Texte intégral
Mesdames et Messieurs les Présidents,
La France se considère, par excellence, le pays des droits de l'homme : cette prétention serait peut-être excessive s'il s'agissait de s'arroger une paternité exclusive, alors que ces droits, chacun le sait, furent lentement formés au gré de multiples apports ; ils émergent du plus profond de notre civilisation commune pour éclore en plusieurs points d'Europe. Mais la France, tout de même, s'enorgueillit d'avoir puissamment contribué à formuler ces modernes tables de la loi ; elle l'a fait pour elle-même mais aussi pour le monde, et je veux voir un symbole, riche de résonances pour nous tous, dans le choix que vous avez fait de Paris pour réfléchir aux conditions actuelles d'application des droits de l'homme.
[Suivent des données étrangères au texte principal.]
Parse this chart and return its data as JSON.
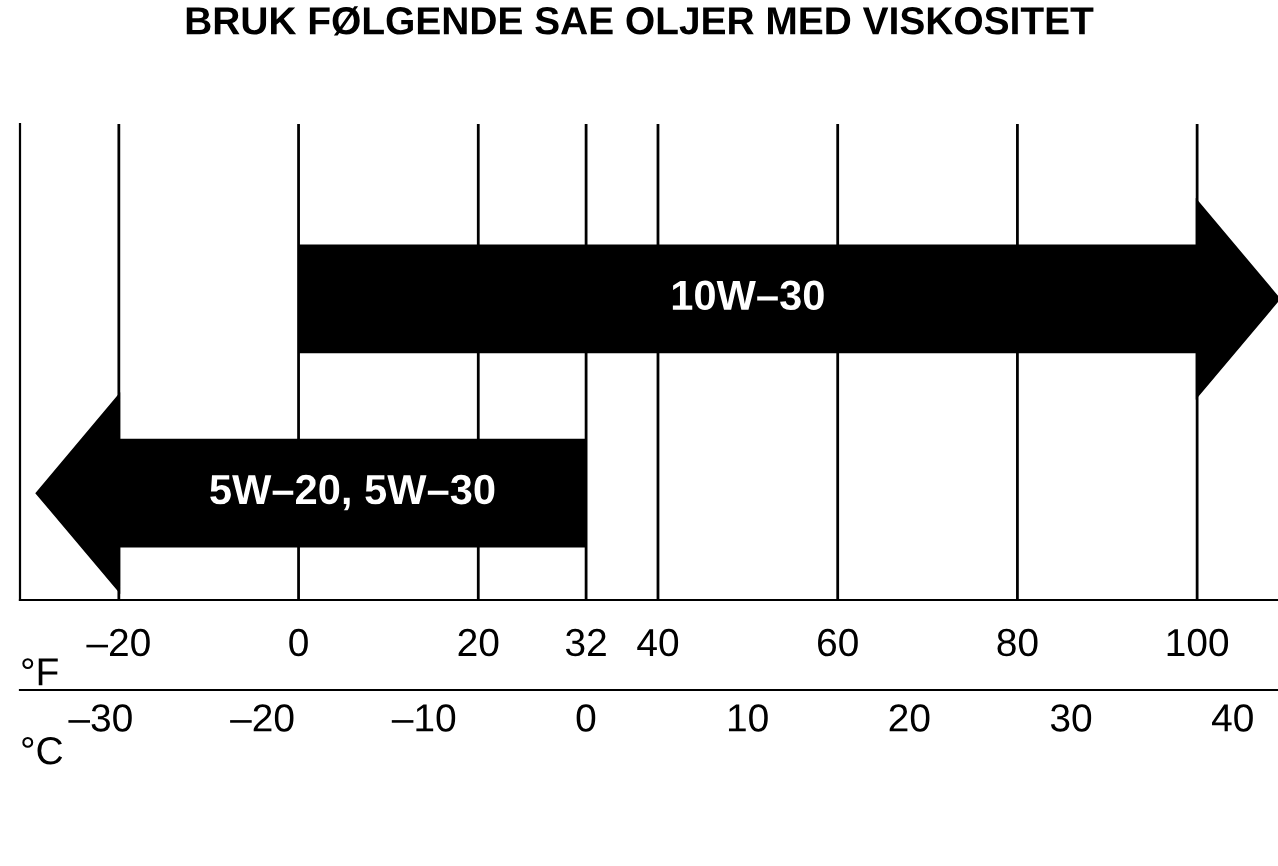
{
  "chart_data": {
    "type": "bar",
    "orientation": "horizontal",
    "title": "BRUK FØLGENDE SAE OLJER MED VISKOSITET",
    "categories": [
      "10W–30",
      "5W–20, 5W–30"
    ],
    "base": [
      0,
      -20
    ],
    "values": [
      100,
      52
    ],
    "color": "#000000",
    "xlim": [
      -31,
      109
    ],
    "xticks": [
      {
        "value": -20,
        "label": "–20"
      },
      0,
      20,
      32,
      40,
      60,
      80,
      100
    ],
    "xlabel": "°F",
    "x2lim": [
      -35,
      42.8
    ],
    "x2ticks": [
      {
        "value": -30,
        "label": "–30"
      },
      {
        "value": -20,
        "label": "–20"
      },
      {
        "value": -10,
        "label": "–10"
      },
      0,
      10,
      20,
      30,
      40
    ],
    "x2label": "°C",
    "grid": "x"
  }
}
Ainsi, ce sont d'abord des remerciements qui me viennent à l'esprit au moment de vous accueillir en cette enceinte. Soyez remerciés d'être venus à Paris, et en particulier d'honorer l'Assemblée nationale française de votre visite. En mon nom personnel, et au nom de mes collègues parlementaires, je vous y souhaite la bienvenue en même temps que je vous souhaite de faire dans notre capitale, où je sais que la plupart d'entre vous sont arrivés il y a quelques heures à peine, un séjour qui ne soit pas seulement studieux et profitable, mais qui soit aussi agréable. Si Paris n'a jamais inscrit les plaisirs de la vie parmi les Droits de l'Homme, c'est peut-être simplement parce qu'ils vont pour ainsi dire de soi. Je ne veux donc pas différer l'heure de la table, ce à quoi on dit à très juste titre que les Français répugnent : Permettez-moi cependant de saisir l'occasion que vous m'offrez aujourd'hui pour réfléchir à haute voix un court instant.
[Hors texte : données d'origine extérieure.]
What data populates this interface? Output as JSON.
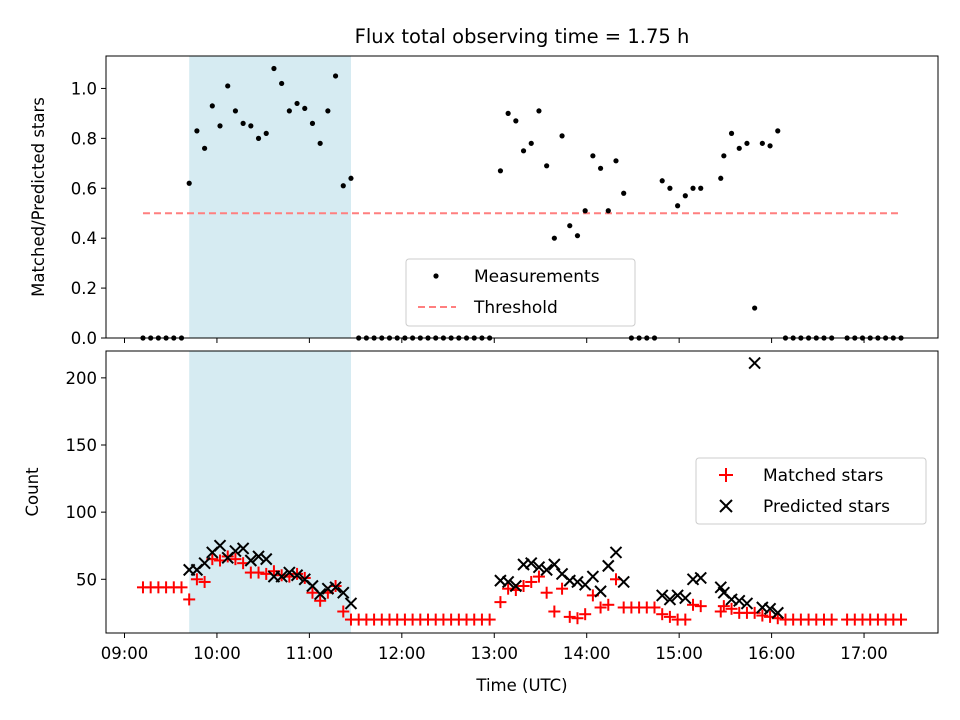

À deux pas d'ici, il y a un peu plus de deux siècles – c'était exactement le 3 septembre 1791, l'Assemblée constituante de Paris plaçait la Déclaration des Droits de l'Homme et du Citoyen du 26 août 1789 en tête de la Constitution qu'elle adoptait. Depuis lors, les droits de l'homme et du citoyen ont constamment vu affirmer leur valeur constitutionnelle : ce fut par exemple le cas avec la Constitution de 1946, dotée d'un préambule très explicite, auquel renvoie notre actuelle Constitution. Mais chemin faisant, de nouveaux droits sont entrés dans notre bloc de constitutionnalité : non seulement les droits figurant dans la Déclaration du 26 août 1789, mais également les "principes fondamentaux, reconnus par les lois de la République", auxquels la jurisprudence du Conseil constitutionnel a ajouté les "principes particulièrement nécessaires à notre temps" : ainsi, aux principes fondateurs de la liberté individuelle, de l'égalité des citoyens, de la liberté d'opinion, sont venus s'adjoindre la liberté de réunion, d'association, d'enseignement, la liberté syndicale, celle de la presse, les droits sociaux enfin. Je ne rappelle ce cheminement que pour montrer que les droits de l'homme et du citoyen forment un droit en marche et que nous ne doutons pas, en France, qu'il faille encore et toujours développer ce patrimoine. Il nous est commun, il est pour nous tous essentiel. Ce travail et cette réflexion, nous la mènerons donc ensemble. Votre réunion, et le thème qui a été choisi, concrétisent parfaitement cette volonté.
Toutefois, pendant que se développait ce bloc de constitutionnalité, une brèche importante, en quantité et en qualité, est apparue dans notre état de droit : je parle ici pour ce qui est de la France, et le fais sans ambages : d'abord parce que nous sommes entre nous et qu'aucun débat qui agite un pays d'Europe n'est tout à fait étranger à l'ensemble des Européens ; ensuite parce que cette brèche apparaît en vérité dans tous les pays de la communauté européenne et qu'il pourrait aussi se poser un jour aux systèmes juridiques des pays qui souhaitent en faire partie – dans un avenir que, d'ailleurs, nous espérons proche.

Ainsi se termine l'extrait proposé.